3D-Drucker als Jobmotoren
Die Joblift-Untersuchung verzeichnete für 2017 einen Aufschwung von 88 %. 2016 schrieb die Industrie 2178 Stellen in der additiven Fertigung aus, 2017 waren es schon 4099 Stellenanzeigen. Gefragt sind in erster Linie Konstrukteure und Maschinenbauer. Dichtauf folgen Programmierer, Sales-Experten und Business-Development-Spezialisten. Rund die Hälfte der Inserate schalteten große Industrieunternehmen mit mehr als 1000 Mitarbeitern. Aber inzwischen interessieren sich auch kleinere Unternehmen für 3D-Druck-Spezialisten. Der Grund dafür ist die rapide technische Verbesserung der Drucker. Sie sind mittlerweile kompakt, bedienungsfreundlich und preiswert genug, dass sich eine Anschaffung auch für ein kleineres Unternehmen lohnt. Das machte sich auch bei der Zahl offener Stellen bemerkbar. Sie stieg 2017 um satte 120 % an.
Schwarz auf Weiß
Dieser Beitrag ist zuerst in unserer Magazinreihe „IT & Karriere“ erschienen.
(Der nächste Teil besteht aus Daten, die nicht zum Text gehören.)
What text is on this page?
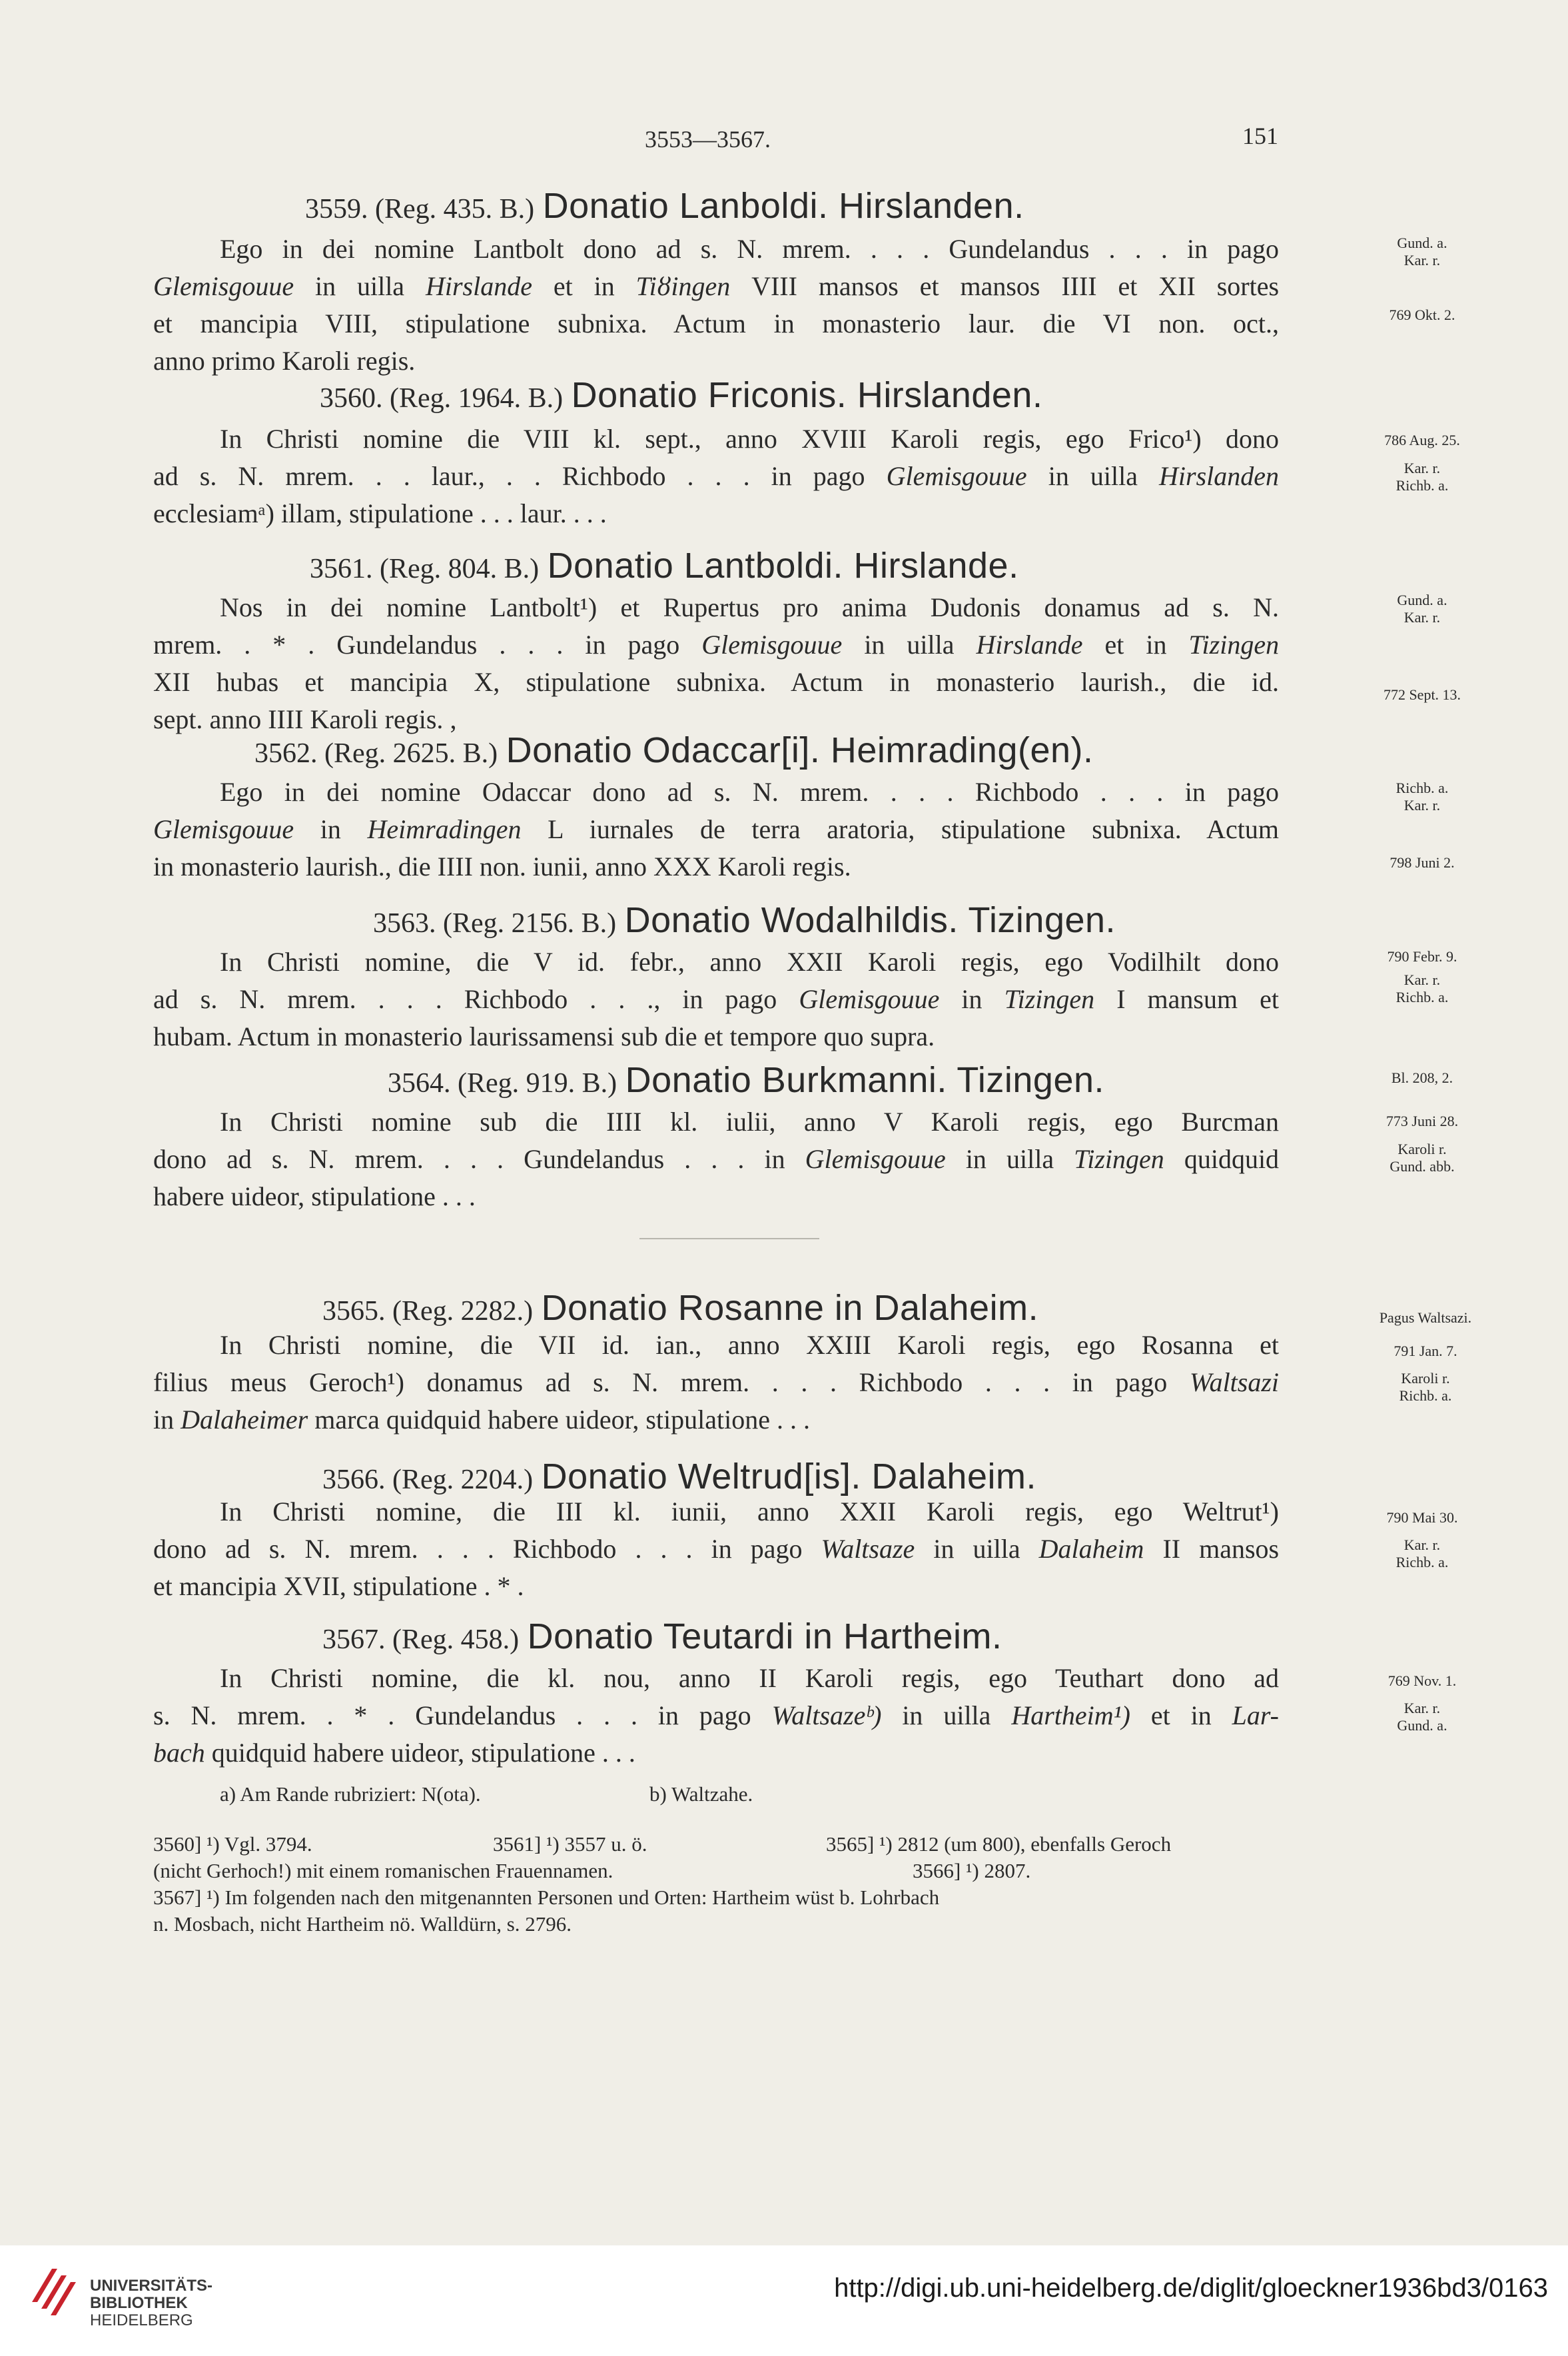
3553—3567.	151
3559. (Reg. 435. B.) Donatio Lanboldi. Hirslanden.
Ego in dei nomine Lantbolt dono ad s. N. mrem. . . . Gundelandus . . . in pago
Glemisgouue in uilla Hirslande et in Tiȣingen VIII mansos et mansos IIII et XII sortes
et mancipia VIII, stipulatione subnixa. Actum in monasterio laur. die VI non. oct.,
anno primo Karoli regis.
Gund. a.
Kar. r.
769 Okt. 2.
3560. (Reg. 1964. B.) Donatio Friconis. Hirslanden.
In Christi nomine die VIII kl. sept., anno XVIII Karoli regis, ego Frico¹) dono
ad s. N. mrem. . . laur., . . Richbodo . . . in pago Glemisgouue in uilla Hirslanden
ecclesiamᵃ) illam, stipulatione . . . laur. . . .
786 Aug. 25.
Kar. r.
Richb. a.
3561. (Reg. 804. B.) Donatio Lantboldi. Hirslande.
Nos in dei nomine Lantbolt¹) et Rupertus pro anima Dudonis donamus ad s. N.
mrem. . * . Gundelandus . . . in pago Glemisgouue in uilla Hirslande et in Tizingen
XII hubas et mancipia X, stipulatione subnixa. Actum in monasterio laurish., die id.
sept. anno IIII Karoli regis. ,
Gund. a.
Kar. r.
772 Sept. 13.
3562. (Reg. 2625. B.) Donatio Odaccar[i]. Heimrading(en).
Ego in dei nomine Odaccar dono ad s. N. mrem. . . . Richbodo . . . in pago
Glemisgouue in Heimradingen L iurnales de terra aratoria, stipulatione subnixa. Actum
in monasterio laurish., die IIII non. iunii, anno XXX Karoli regis.
Richb. a.
Kar. r.
798 Juni 2.
3563. (Reg. 2156. B.) Donatio Wodalhildis. Tizingen.
In Christi nomine, die V id. febr., anno XXII Karoli regis, ego Vodilhilt dono
ad s. N. mrem. . . . Richbodo . . ., in pago Glemisgouue in Tizingen I mansum et
hubam. Actum in monasterio laurissamensi sub die et tempore quo supra.
790 Febr. 9.
Kar. r.
Richb. a.
3564. (Reg. 919. B.) Donatio Burkmanni. Tizingen.
In Christi nomine sub die IIII kl. iulii, anno V Karoli regis, ego Burcman
dono ad s. N. mrem. . . . Gundelandus . . . in Glemisgouue in uilla Tizingen quidquid
habere uideor, stipulatione . . .
Bl. 208, 2.
773 Juni 28.
Karoli r.
Gund. abb.
3565. (Reg. 2282.) Donatio Rosanne in Dalaheim.
In Christi nomine, die VII id. ian., anno XXIII Karoli regis, ego Rosanna et
filius meus Geroch¹) donamus ad s. N. mrem. . . . Richbodo . . . in pago Waltsazi
in Dalaheimer marca quidquid habere uideor, stipulatione . . .
Pagus Waltsazi.
791 Jan. 7.
Karoli r.
Richb. a.
3566. (Reg. 2204.) Donatio Weltrud[is]. Dalaheim.
In Christi nomine, die III kl. iunii, anno XXII Karoli regis, ego Weltrut¹)
dono ad s. N. mrem. . . . Richbodo . . . in pago Waltsaze in uilla Dalaheim II mansos
et mancipia XVII, stipulatione . * .
790 Mai 30.
Kar. r.
Richb. a.
3567. (Reg. 458.) Donatio Teutardi in Hartheim.
In Christi nomine, die kl. nou, anno II Karoli regis, ego Teuthart dono ad
s. N. mrem. . * . Gundelandus . . . in pago Waltsazeᵇ) in uilla Hartheim¹) et in Lar-
bach quidquid habere uideor, stipulatione . . .
769 Nov. 1.
Kar. r.
Gund. a.
a) Am Rande rubriziert: N(ota).	b) Waltzahe.
3560] ¹) Vgl. 3794.	3561] ¹) 3557 u. ö.	3565] ¹) 2812 (um 800), ebenfalls Geroch
(nicht Gerhoch!) mit einem romanischen Frauennamen.	3566] ¹) 2807.
3567] ¹) Im folgenden nach den mitgenannten Personen und Orten: Hartheim wüst b. Lohrbach
n. Mosbach, nicht Hartheim nö. Walldürn, s. 2796.
UNIVERSITÄTS-
BIBLIOTHEK
HEIDELBERG
http://digi.ub.uni-heidelberg.de/diglit/gloeckner1936bd3/0163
Einen Überblick mit freien Download-Links zu sämtlichen Einzelheften bekommen Sie online im Pressezentrum des MittelstandsWiki.
Bei der Integration der additiven Fertigung in die Produktion arbeiten Experten verschiedener Fachgebiete zusammen: Werkstofftechniker, Konstrukteure und Produktionsplaner. „Für jedes Anwendungsszenario gilt es, die geeignete Technologie beziehungsweise Prozesskette auszuwählen und in einen effizienten Produktionsprozess umzusetzen, oder auch verschiedene Verfahren miteinander zu kombinieren“, erklärt Prof. Gerd Witt, Leiter des Instituts für Produkt Engineering an der Universität Duisburg-Essen, auf ingenieur.de. Zudem seien Kenntnisse über die unterschiedlichen Verfahren und die Vielfalt der nutzbaren Werkstoffe notwendig sowie Know-how in der Konstruktion von additiven Bauteilen.
Quereinsteiger dominieren
Während Industrie und Handwerk mehr und mehr Jobs für 3D-Druck-Spezialisten anbieten, hinkt die Ausbildung noch hinterher. Zurzeit beschäftigen sich hauptsächlich Quereinsteiger mit der neuen Fertigungstechnologie. Sie durchlaufen klassische Bildungswege, studieren beispielsweise Ingenieurswissenschaften. Eigenständige Ausbildungen, also spezielle Studiengänge an Universitäten oder Fachhochschulen, oder aber handwerkliche Berufsausbildungen fehlen bislang. Man kann weder Verfahrenstechnik Additive Fertigung studieren, noch gibt es einen Verfahrensmechaniker Additive Fertigung.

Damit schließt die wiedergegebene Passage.